What I want is a solution to a problem we all acknowledge and yet have no answer to. I'm impatient, and I'm a problem solver by nature. Anti-semiticism exists, it's getting worse, and all of us who find it abhorrent need to come up with ways of combatting it. Your musing on Jewish & Israeli history & culture has given me the knowledge to at least neutralise the bigots I come across, but unfortunately it's not a universal solution. (takes too much time)

I think that the broad brush of anti-semticism is inappropriate for todays environment. There's numerous subsets of antisemiticism now, and each is driven by different motives and reasoning. Each needs to be dealt with differently. Some of those subsets can be turned or at least neutralised, some are just haters and will never be reasoned with.

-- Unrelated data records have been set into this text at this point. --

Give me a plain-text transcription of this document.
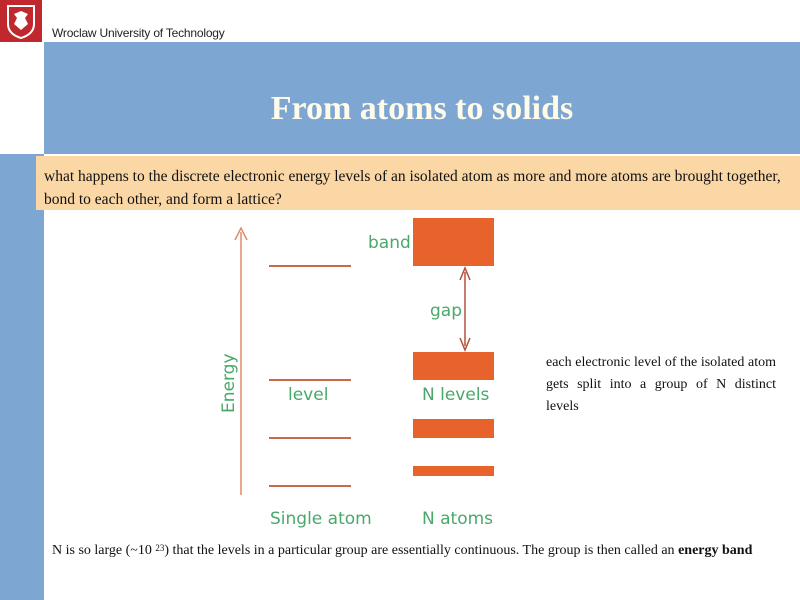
Wroclaw University of Technology
From atoms to solids
what happens to the discrete electronic energy levels of an isolated atom as more and more atoms are brought together, bond to each other, and form a lattice?
Energy	level
Single atom
band
gap
N levels
N atoms
each electronic level of the isolated atom gets split into a group of N distinct levels
N is so large (~10 $^{23}$) that the levels in a particular group are essentially continuous. The group is then called an energy band
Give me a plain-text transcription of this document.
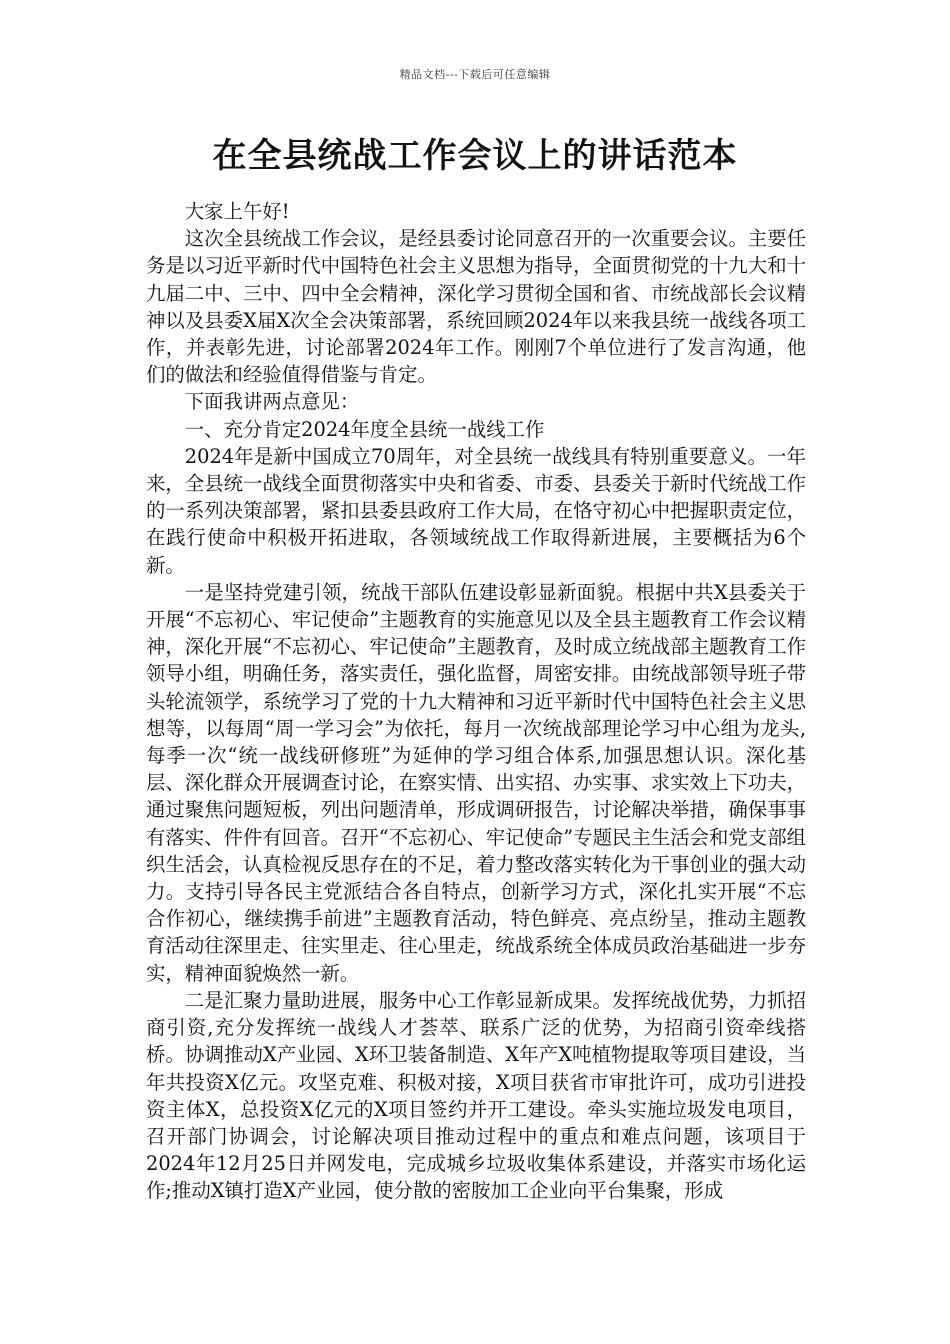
精品文档---下载后可任意编辑
在全县统战工作会议上的讲话范本

大家上午好!

这次全县统战工作会议，是经县委讨论同意召开的一次重要会议。主要任务是以习近平新时代中国特色社会主义思想为指导，全面贯彻党的十九大和十九届二中、三中、四中全会精神，深化学习贯彻全国和省、市统战部长会议精神以及县委X届X次全会决策部署，系统回顾2024年以来我县统一战线各项工作，并表彰先进，讨论部署2024年工作。刚刚7个单位进行了发言沟通，他们的做法和经验值得借鉴与肯定。

下面我讲两点意见：

一、充分肯定2024年度全县统一战线工作

2024年是新中国成立70周年，对全县统一战线具有特别重要意义。一年来，全县统一战线全面贯彻落实中央和省委、市委、县委关于新时代统战工作的一系列决策部署，紧扣县委县政府工作大局，在恪守初心中把握职责定位，在践行使命中积极开拓进取，各领域统战工作取得新进展，主要概括为6个新。

一是坚持党建引领，统战干部队伍建设彰显新面貌。根据中共X县委关于开展“不忘初心、牢记使命”主题教育的实施意见以及全县主题教育工作会议精神，深化开展“不忘初心、牢记使命”主题教育，及时成立统战部主题教育工作领导小组，明确任务，落实责任，强化监督，周密安排。由统战部领导班子带头轮流领学，系统学习了党的十九大精神和习近平新时代中国特色社会主义思想等，以每周“周一学习会”为依托，每月一次统战部理论学习中心组为龙头,每季一次“统一战线研修班”为延伸的学习组合体系,加强思想认识。深化基层、深化群众开展调查讨论，在察实情、出实招、办实事、求实效上下功夫，通过聚焦问题短板，列出问题清单，形成调研报告，讨论解决举措，确保事事有落实、件件有回音。召开“不忘初心、牢记使命”专题民主生活会和党支部组织生活会，认真检视反思存在的不足，着力整改落实转化为干事创业的强大动力。支持引导各民主党派结合各自特点，创新学习方式，深化扎实开展“不忘合作初心，继续携手前进”主题教育活动，特色鲜亮、亮点纷呈，推动主题教育活动往深里走、往实里走、往心里走，统战系统全体成员政治基础进一步夯实，精神面貌焕然一新。

二是汇聚力量助进展，服务中心工作彰显新成果。发挥统战优势，力抓招商引资,充分发挥统一战线人才荟萃、联系广泛的优势，为招商引资牵线搭桥。协调推动X产业园、X环卫装备制造、X年产X吨植物提取等项目建设，当年共投资X亿元。攻坚克难、积极对接，X项目获省市审批许可，成功引进投资主体X，总投资X亿元的X项目签约并开工建设。牵头实施垃圾发电项目，召开部门协调会，讨论解决项目推动过程中的重点和难点问题，该项目于2024年12月25日并网发电，完成城乡垃圾收集体系建设，并落实市场化运作;推动X镇打造X产业园，使分散的密胺加工企业向平台集聚，形成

I don't think there's need for any introspection over the likes of Pappe, Sands etc. All it says is you've got your whackos same as the rest of us. They really are unremarkable, you should see some of the nutters we have. The only difference is we don't have enemies who will use out nutters against us. It's their wilful recklnessness, the refusal to weigh or accept the consequences of their actions, which should be condemned.... not the fact that you have 'em..

Regards, Gavin.

Anonymous said...

" Sand claims that mass exile was not logistically possible until the 20th century..."
I am not sure what exile is:
having recently finished the 3 volume history of Byzantium by J.J. Norwich I remember distinctly that they did vast movements of people whenever local power bases developped that seemed to have the potential to threaten the capital. When they took one bunch of troublesome population to another part of the country they may have called it whatever, just as they may have called it resettlement when they filled up the now empty land with their devote followers.

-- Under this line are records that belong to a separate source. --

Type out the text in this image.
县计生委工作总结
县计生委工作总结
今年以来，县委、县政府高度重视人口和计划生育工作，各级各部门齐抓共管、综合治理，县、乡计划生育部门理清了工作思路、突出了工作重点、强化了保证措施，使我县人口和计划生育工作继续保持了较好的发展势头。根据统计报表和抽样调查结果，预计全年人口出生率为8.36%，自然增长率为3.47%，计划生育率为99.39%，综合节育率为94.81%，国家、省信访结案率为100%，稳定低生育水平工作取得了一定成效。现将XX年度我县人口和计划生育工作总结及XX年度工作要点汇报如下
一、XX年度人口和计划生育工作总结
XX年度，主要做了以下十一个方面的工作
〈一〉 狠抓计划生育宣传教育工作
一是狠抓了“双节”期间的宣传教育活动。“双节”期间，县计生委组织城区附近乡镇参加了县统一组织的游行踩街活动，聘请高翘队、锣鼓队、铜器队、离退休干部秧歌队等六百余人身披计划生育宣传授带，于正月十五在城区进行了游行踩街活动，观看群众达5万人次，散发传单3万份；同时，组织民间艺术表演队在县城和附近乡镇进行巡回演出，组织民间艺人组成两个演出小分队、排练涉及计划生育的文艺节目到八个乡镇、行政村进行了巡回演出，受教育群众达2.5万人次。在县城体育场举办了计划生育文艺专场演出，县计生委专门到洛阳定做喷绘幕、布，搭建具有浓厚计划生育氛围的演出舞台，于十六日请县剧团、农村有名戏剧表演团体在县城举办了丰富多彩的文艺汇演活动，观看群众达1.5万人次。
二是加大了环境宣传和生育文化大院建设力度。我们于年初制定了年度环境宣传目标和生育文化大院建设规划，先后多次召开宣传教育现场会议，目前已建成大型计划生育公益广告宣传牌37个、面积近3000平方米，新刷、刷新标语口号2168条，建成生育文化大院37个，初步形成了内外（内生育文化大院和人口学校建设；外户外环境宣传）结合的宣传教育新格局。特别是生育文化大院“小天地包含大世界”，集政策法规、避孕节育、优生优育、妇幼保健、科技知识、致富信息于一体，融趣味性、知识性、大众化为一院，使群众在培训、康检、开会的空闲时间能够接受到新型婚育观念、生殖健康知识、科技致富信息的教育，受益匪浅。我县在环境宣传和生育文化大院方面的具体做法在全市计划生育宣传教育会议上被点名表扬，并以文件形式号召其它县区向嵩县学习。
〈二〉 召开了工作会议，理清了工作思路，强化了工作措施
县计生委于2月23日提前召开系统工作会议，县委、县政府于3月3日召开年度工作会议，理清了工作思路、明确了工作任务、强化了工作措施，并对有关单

And as to the prominent slanderers here is another one. From everything I read Eagleton is a highly respected egg-head, so when he writes a lie like this one it a) doesn't hurt him much because he is overall such a great one ;-) and b) gets Israel talked about again. Because what are you to do? You cannot let a false statement stand if it is by somebody as eminent as this guy seems to be. So whoever puts up that crap got the sober rest of us in a neat Catch 22, because while we have to take the lie seriously Eagleton will always be let off after a simple "oops, got that one wrong, must have happened because it would just have fitted the general picture so well ...";-(((

"But his political sensitivity lets him down when he refers to “the Israeli massacres of Palestinians in Jordan in 1971”, by which he presumably means the Black September of 1970 when King Hussein’s forces, not the Israelis, killed some 3,000 Palestinian insurgents in Jordan."

Anonymous said...

Someone needs to ask Eagleton what he meant. It's possible he intended to say 'Israeli instigated massacres'.

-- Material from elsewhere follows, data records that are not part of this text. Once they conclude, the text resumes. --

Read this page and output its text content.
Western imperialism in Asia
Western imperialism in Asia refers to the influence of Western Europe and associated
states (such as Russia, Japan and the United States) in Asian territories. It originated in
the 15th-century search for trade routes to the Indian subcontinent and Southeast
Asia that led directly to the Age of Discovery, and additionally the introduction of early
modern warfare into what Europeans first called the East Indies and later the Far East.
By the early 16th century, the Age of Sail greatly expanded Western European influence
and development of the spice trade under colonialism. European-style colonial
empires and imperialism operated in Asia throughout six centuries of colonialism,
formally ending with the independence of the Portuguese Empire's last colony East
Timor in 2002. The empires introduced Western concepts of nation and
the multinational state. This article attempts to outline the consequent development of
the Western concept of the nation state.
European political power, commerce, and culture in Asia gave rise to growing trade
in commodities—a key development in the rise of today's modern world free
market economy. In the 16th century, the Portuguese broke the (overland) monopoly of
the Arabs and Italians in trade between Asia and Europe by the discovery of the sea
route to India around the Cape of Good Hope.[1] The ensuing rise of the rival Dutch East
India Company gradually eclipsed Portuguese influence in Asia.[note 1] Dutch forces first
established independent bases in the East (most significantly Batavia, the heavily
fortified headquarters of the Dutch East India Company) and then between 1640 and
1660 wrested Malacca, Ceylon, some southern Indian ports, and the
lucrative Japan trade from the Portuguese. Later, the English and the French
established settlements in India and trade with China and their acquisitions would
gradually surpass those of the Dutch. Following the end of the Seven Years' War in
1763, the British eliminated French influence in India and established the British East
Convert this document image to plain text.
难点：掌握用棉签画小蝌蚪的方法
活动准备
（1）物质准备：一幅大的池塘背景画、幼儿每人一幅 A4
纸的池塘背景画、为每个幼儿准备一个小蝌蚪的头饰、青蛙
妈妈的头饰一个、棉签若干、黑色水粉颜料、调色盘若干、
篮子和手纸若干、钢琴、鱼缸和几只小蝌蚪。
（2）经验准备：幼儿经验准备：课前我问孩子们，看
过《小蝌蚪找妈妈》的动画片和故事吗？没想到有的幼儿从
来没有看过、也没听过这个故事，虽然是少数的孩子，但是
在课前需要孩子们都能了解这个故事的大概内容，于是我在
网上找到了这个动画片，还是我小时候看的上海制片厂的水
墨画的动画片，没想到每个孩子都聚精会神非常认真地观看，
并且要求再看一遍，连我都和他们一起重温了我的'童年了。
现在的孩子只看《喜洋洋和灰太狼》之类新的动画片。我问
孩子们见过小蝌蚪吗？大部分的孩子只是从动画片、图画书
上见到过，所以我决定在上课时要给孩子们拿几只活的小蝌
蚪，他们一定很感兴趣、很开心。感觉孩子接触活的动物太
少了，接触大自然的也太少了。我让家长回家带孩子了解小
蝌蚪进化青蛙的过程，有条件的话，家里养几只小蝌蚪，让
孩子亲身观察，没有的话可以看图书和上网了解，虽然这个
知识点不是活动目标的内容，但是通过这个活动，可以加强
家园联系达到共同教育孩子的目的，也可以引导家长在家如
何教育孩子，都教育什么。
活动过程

As far as his being respected, undoubtably he is by some. Others have always been of the opinion that the Marxist-Christian axis is the epitome of oxymoronic nuttery.

Yitzchak Goodman said...

It doesn't detract from your point, but I think it is an overstatement to say that there was "no important cultural activity until about the 16th century." And starting when? The Masoretes continued their work for several centuries past the 7th, if I'm not mistaken. Also, any place with the Ramban living in it is certainly on the Jewish cultural map. The Bartenura also lived for over a decade in Israel. Maybe "about the 16th century" can include the last decade of the 15th, but you see what I mean.
Anti-Zionists frequently also make use of the false notion that Israel was Jewishly empty for "2000 years," so I think it is important to stress that you can't traverse too much history without finding something of Jewish intellectual significance in Israel.

NormanF said...

Jews always survived in Eretz Israel even as a minority for centuries. I don't think Sand can prove a negative doesn't exist, that Judaism is a form of false consciousness. Jews never gave up the notion of the restoration of their independence, even in the idealized spiritual form recorded in ancient Jewish prayers.